The Death of Marat (1793)

by Jacques-Louis David

Royal Museum of Fine Arts, Brussels


On the 13th of July in 1793, a leader of the French Revolution was brutally murdered in his bathtub.

Painted by Jacques-Louis David, this work of art commemorates his friend Jean-Paul Marat: a popular political theorist, writer, and radical voice of the French Revolution. Here he is shown moments after being stabbed by the royalist Charlotte Corday in his home in Paris. David has done everything possible to commemorate Marat as a noble hero who died tragically, and innocently at the hands of a cunning trickster.


Marat is shown slumped in his bathtub. To his right, a crate that serves as a make-shift desk, is dated to Year II of the Revolution (L'AN DEUX) and reads TO MARAT, from DAVID (À MARAT, DAVID). The absence of any other furnishings, decorations, or even any semblance of a room, places all the focus on Marat himself, and his face is in full view.

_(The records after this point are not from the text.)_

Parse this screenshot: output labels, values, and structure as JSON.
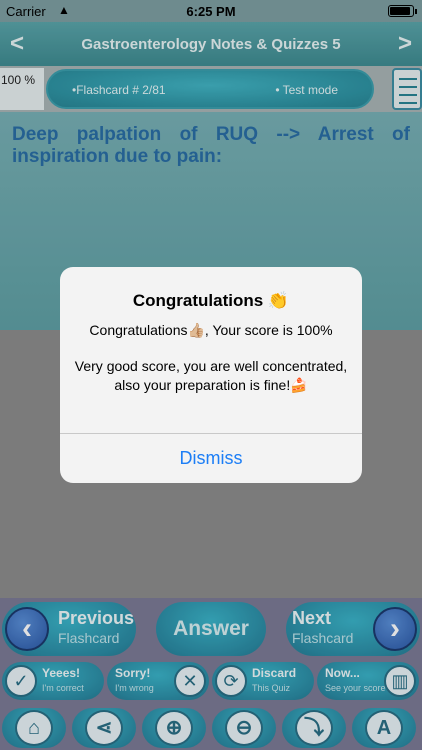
{
  "status": {
    "carrier": "Carrier",
    "wifi_icon": "▲",
    "time": "6:25 PM",
    "battery_level": 0.95
  },
  "nav": {
    "title": "Gastroenterology Notes & Quizzes 5",
    "prev": "<",
    "next": ">"
  },
  "info": {
    "score": "100 %",
    "flashcard": "•Flashcard #  2/81",
    "mode": "• Test mode"
  },
  "question": "Deep palpation of RUQ --> Arrest of inspiration due to pain:",
  "controls": {
    "previous": {
      "title": "Previous",
      "subtitle": "Flashcard",
      "icon": "‹"
    },
    "answer": "Answer",
    "next": {
      "title": "Next",
      "subtitle": "Flashcard",
      "icon": "›"
    },
    "mid": [
      {
        "title": "Yeees!",
        "subtitle": "I'm correct",
        "icon": "✓"
      },
      {
        "title": "Sorry!",
        "subtitle": "I'm wrong",
        "icon": "✕"
      },
      {
        "title": "Discard",
        "subtitle": "This Quiz",
        "icon": "⟳"
      },
      {
        "title": "Now...",
        "subtitle": "See your score",
        "icon": "▥"
      }
    ],
    "tools": [
      "⌂",
      "⋖",
      "⊕",
      "⊖",
      "⤵",
      "A"
    ]
  },
  "alert": {
    "title": "Congratulations 👏",
    "message1": "Congratulations👍🏼, Your score is 100%",
    "message2": "Very good score, you are well concentrated, also your preparation is fine!🍰",
    "button": "Dismiss"
  }
}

Blood trickles from a wound in his right upper chest, and if you look closely, you can see that the bathwater has turned red. The murder weapon, a bloodied knife, is visible on the floor in the painting’s foreground. In his right hand, he still holds a pen which stands upright, suggesting that despite his death, the power of his writing will live on eternally.



In his left hand, he holds the letter that Charlotte Corday used in order to trick Marat and gain entrance to his room. It is dated and addressed from Charlotte to ‘citizen’ Marat, and reads something along the lines of:


Given that I am greatly unhappy, I am entitled to your benevolence.

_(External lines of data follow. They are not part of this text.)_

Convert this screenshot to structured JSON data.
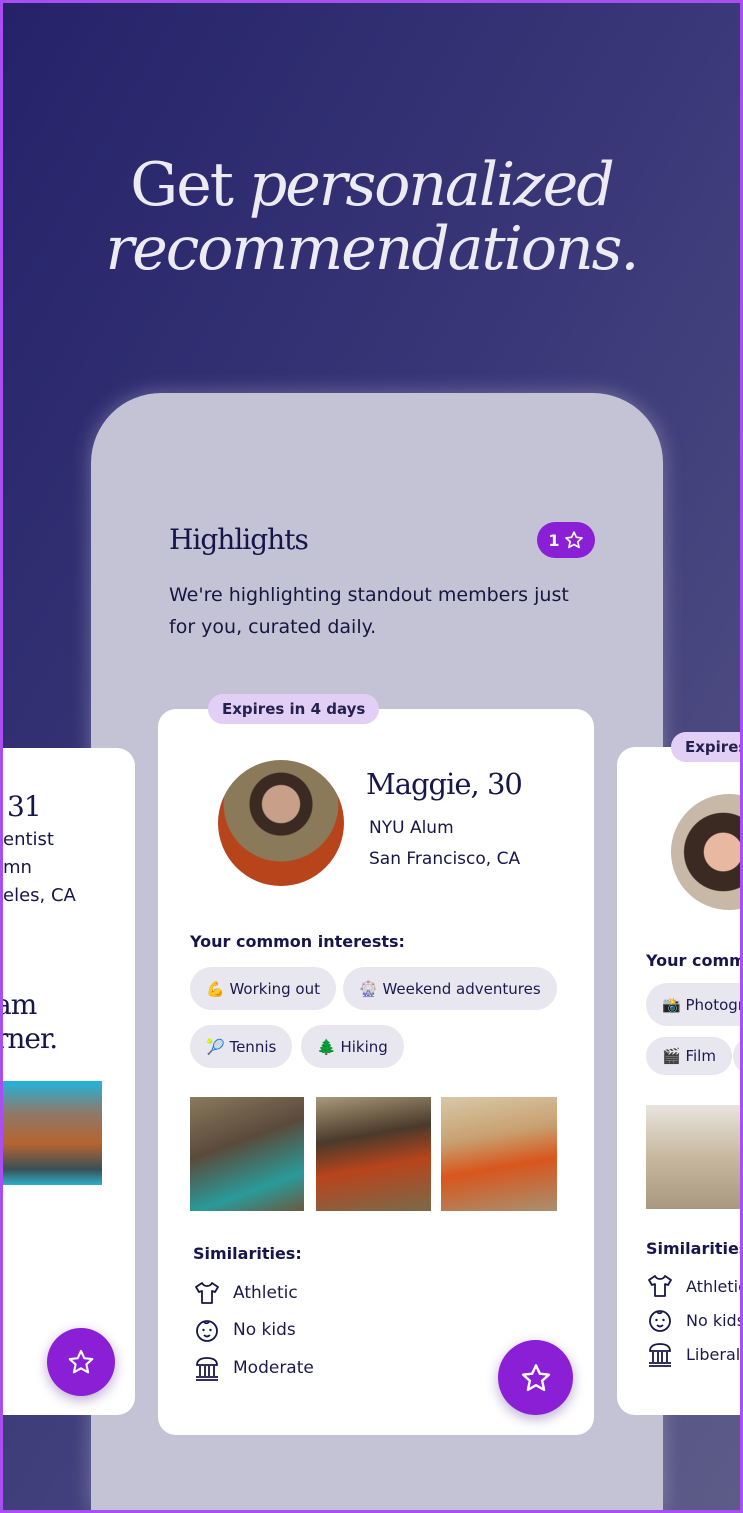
{
  "headline": {
    "line1_plain": "Get ",
    "line1_italic": "personalized",
    "line2_italic": "recommendations."
  },
  "highlights": {
    "title": "Highlights",
    "badge_count": "1",
    "description": "We're highlighting standout members just for you, curated daily."
  },
  "left_card": {
    "name_fragment": "31",
    "line1": "entist",
    "line2": "mn",
    "line3": "eles, CA",
    "quote_line1": "am",
    "quote_line2": "rner."
  },
  "main_card": {
    "expires": "Expires in 4 days",
    "name": "Maggie, 30",
    "school": "NYU Alum",
    "location": "San Francisco, CA",
    "interests_label": "Your common interests:",
    "interests": [
      {
        "emoji": "💪",
        "label": "Working out"
      },
      {
        "emoji": "🎡",
        "label": "Weekend adventures"
      },
      {
        "emoji": "🎾",
        "label": "Tennis"
      },
      {
        "emoji": "🌲",
        "label": "Hiking"
      }
    ],
    "similarities_label": "Similarities:",
    "similarities": [
      {
        "icon": "shirt-icon",
        "label": "Athletic"
      },
      {
        "icon": "baby-face-icon",
        "label": "No kids"
      },
      {
        "icon": "government-building-icon",
        "label": "Moderate"
      }
    ]
  },
  "right_card": {
    "expires": "Expires",
    "interests_label": "Your commo",
    "interests": [
      {
        "emoji": "📸",
        "label": "Photogra"
      },
      {
        "emoji": "🎬",
        "label": "Film"
      }
    ],
    "similarities_label": "Similarities:",
    "similarities": [
      {
        "icon": "shirt-icon",
        "label": "Athletic"
      },
      {
        "icon": "baby-face-icon",
        "label": "No kids"
      },
      {
        "icon": "government-building-icon",
        "label": "Liberal"
      }
    ]
  },
  "colors": {
    "accent": "#8a1fd6",
    "navy": "#17164a",
    "badge_bg": "#e2cff5"
  }
}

- du July 13, 1793. Marie Anne Charlotte Corday au citoyan Marat. Il suffit que je sois bien malheureuse pour avoir droit a votre bienveillance.

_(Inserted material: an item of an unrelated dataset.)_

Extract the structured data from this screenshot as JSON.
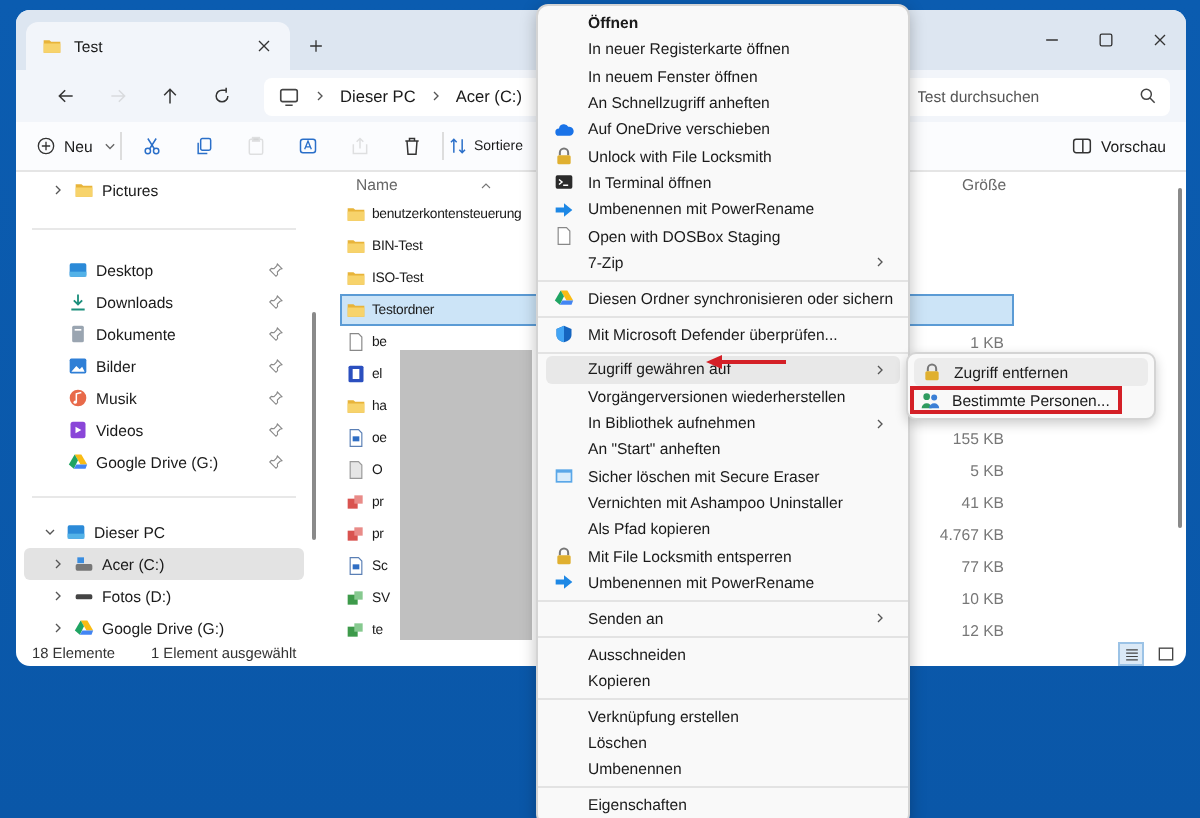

This letter presents Marat as a noble man who offered to help a woman in need. In reality, Charlotte claimed to have confidential information regarding a group of fugitives, and Marat invited her in so that he could make note of the offenders’ names.


In addition, David has idealized Marat’s features and his body. Marat had a disfiguring skin condition which demanded the daily need of medicinal baths, but here, no visible signs of the skin disease can be seen; in fact, his skin is ideally smooth. The rendering of his body has been given so much care and anatomical attention; notice in particular the realistic rendering of his collarbone that has been shaded dramatically, thereby drawing extra attention to his wound.



The way in which Marat’s head slumps upon his shoulder, and his limp elongated arm dangles over the edge of the bathtub, purposefully recall depictions of Christ’s deposition. David has rendered his wound in a manner which echoes Christ’s stigmata. In addition, Marat’s face and arm are illuminated by a soft and mysterious source of light that endows him with an almost heavenly glow. Much like Christ himself, his face doesn’t exhibit pain; he looks at peace.



These deliberate references to a Christian Martyr show how David truly wanted to portray Marat as a political martyr.


It is a poignantly beautiful painting that shows how art can be used as deceivingly powerful political propaganda.